Damit geht die Gotteserkenntnis in Wahrnehmung der Nachfolge (als Vernunftpflicht der wegweisenden Urteilskraft … im Gemeinsinn) notwendig nicht nur mit der Überwindung von (partikularem, streitverursachendem) Eigenwillen (der privatio, der aneigenden Beraubung) einher, sondern vollzieht den Widerstand zur Willkür mit – und das ist nur möglich, wenn im Glaubensbewußtsein eine begriffliche Kritik einsichtsbildend und orientierungsgebend mitgeleistet wird an den voluntaristischen Auffasssungen der „absoluten Bestimmungsmacht“ im Gotteshandeln (vgl. auch die Regensburger Rede von Benedikt XVI.).

Erfordert ist als theologische Pflicht die „intelligierende“ Durchdringung des Glaubensgedächtnisses (gemäß dem Anselmischen „fides quaerens intellectum“); Not tut Kritik am unreflektierten Gebrauch von Freiheit als souveräne Entscheidungs- oder Verfügungsmacht1, die nicht ursprünglich (je schon) gebunden scheint an Güte, Gerechtigkeit, Wahrheit, Schönheit und Weisheit der Gotteswürde.

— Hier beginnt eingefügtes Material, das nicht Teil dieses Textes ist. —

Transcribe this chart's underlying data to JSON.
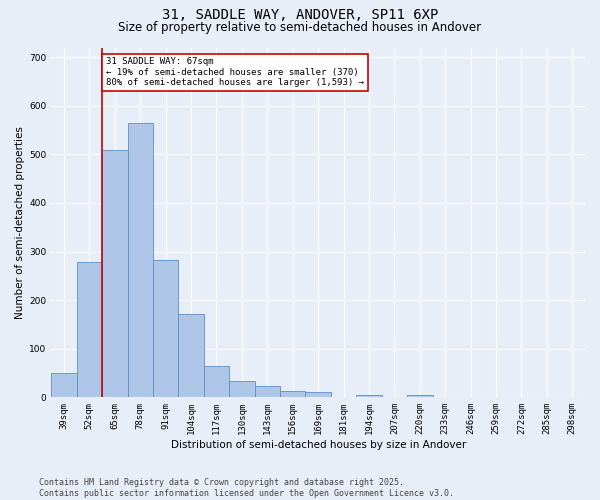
{
  "title": "31, SADDLE WAY, ANDOVER, SP11 6XP",
  "subtitle": "Size of property relative to semi-detached houses in Andover",
  "xlabel": "Distribution of semi-detached houses by size in Andover",
  "ylabel": "Number of semi-detached properties",
  "categories": [
    "39sqm",
    "52sqm",
    "65sqm",
    "78sqm",
    "91sqm",
    "104sqm",
    "117sqm",
    "130sqm",
    "143sqm",
    "156sqm",
    "169sqm",
    "181sqm",
    "194sqm",
    "207sqm",
    "220sqm",
    "233sqm",
    "246sqm",
    "259sqm",
    "272sqm",
    "285sqm",
    "298sqm"
  ],
  "values": [
    50,
    278,
    510,
    565,
    282,
    172,
    65,
    33,
    23,
    13,
    11,
    0,
    5,
    0,
    5,
    0,
    0,
    0,
    0,
    0,
    0
  ],
  "bar_color": "#aec6e8",
  "bar_edge_color": "#5b8fc9",
  "background_color": "#e8eef8",
  "grid_color": "#ffffff",
  "marker_line_color": "#cc0000",
  "annotation_text": "31 SADDLE WAY: 67sqm\n← 19% of semi-detached houses are smaller (370)\n80% of semi-detached houses are larger (1,593) →",
  "annotation_box_color": "#ffffff",
  "annotation_box_edge": "#cc0000",
  "footer_text": "Contains HM Land Registry data © Crown copyright and database right 2025.\nContains public sector information licensed under the Open Government Licence v3.0.",
  "ylim": [
    0,
    720
  ],
  "title_fontsize": 10,
  "subtitle_fontsize": 8.5,
  "axis_fontsize": 7.5,
  "tick_fontsize": 6.5,
  "footer_fontsize": 6.0
}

Begrifflich ist darum in der Glaubensannahme für die Bewahrung des mit Überzeugungskraft tradierbaren Glaubensbewußtseins die Freiheit selbst (als sie selbst, d.i. als Idee) als ursprünglich mit Vernunft und Pflicht zu Gerechtigkeit und Güte und allen weiteren Wesensbestimmung göttlicher Identität und Maßgrund (von Schöpfung und Verkündigung, Gericht und Erlösung) vereint aufzuweisen – durch Vernunft und Achtung (der Vermögen des Personseinkönnens) ermöglicht, in einem Bedingungszusammenhang, der nicht eingeschränkt, sondern befreit, also unter keiner Alternative zu denken steht einer (in sich absurden) Entscheidungssituation in präexistentem Zustand (oder wo und wann immer) – sondern im ewigen Willen Gottes zur Rettung, die bereits die Schöpfung (in ihrer maßgebenden Grundlegung) leitet.



Die Passion zu durchleiden hat etwas mit der Bereitung zu tun – als Ermöglichung ohne Zweck, ganz aus Gehorsam zum ursprünglichen Bestimmungsgrund - , in eins Richter zu sein über Lebende und Tode – und ihr Retter.



1Ein Problem der Autoren von Myterium Salutis, von dem sich auf Balthasar nicht zu befreien vermag.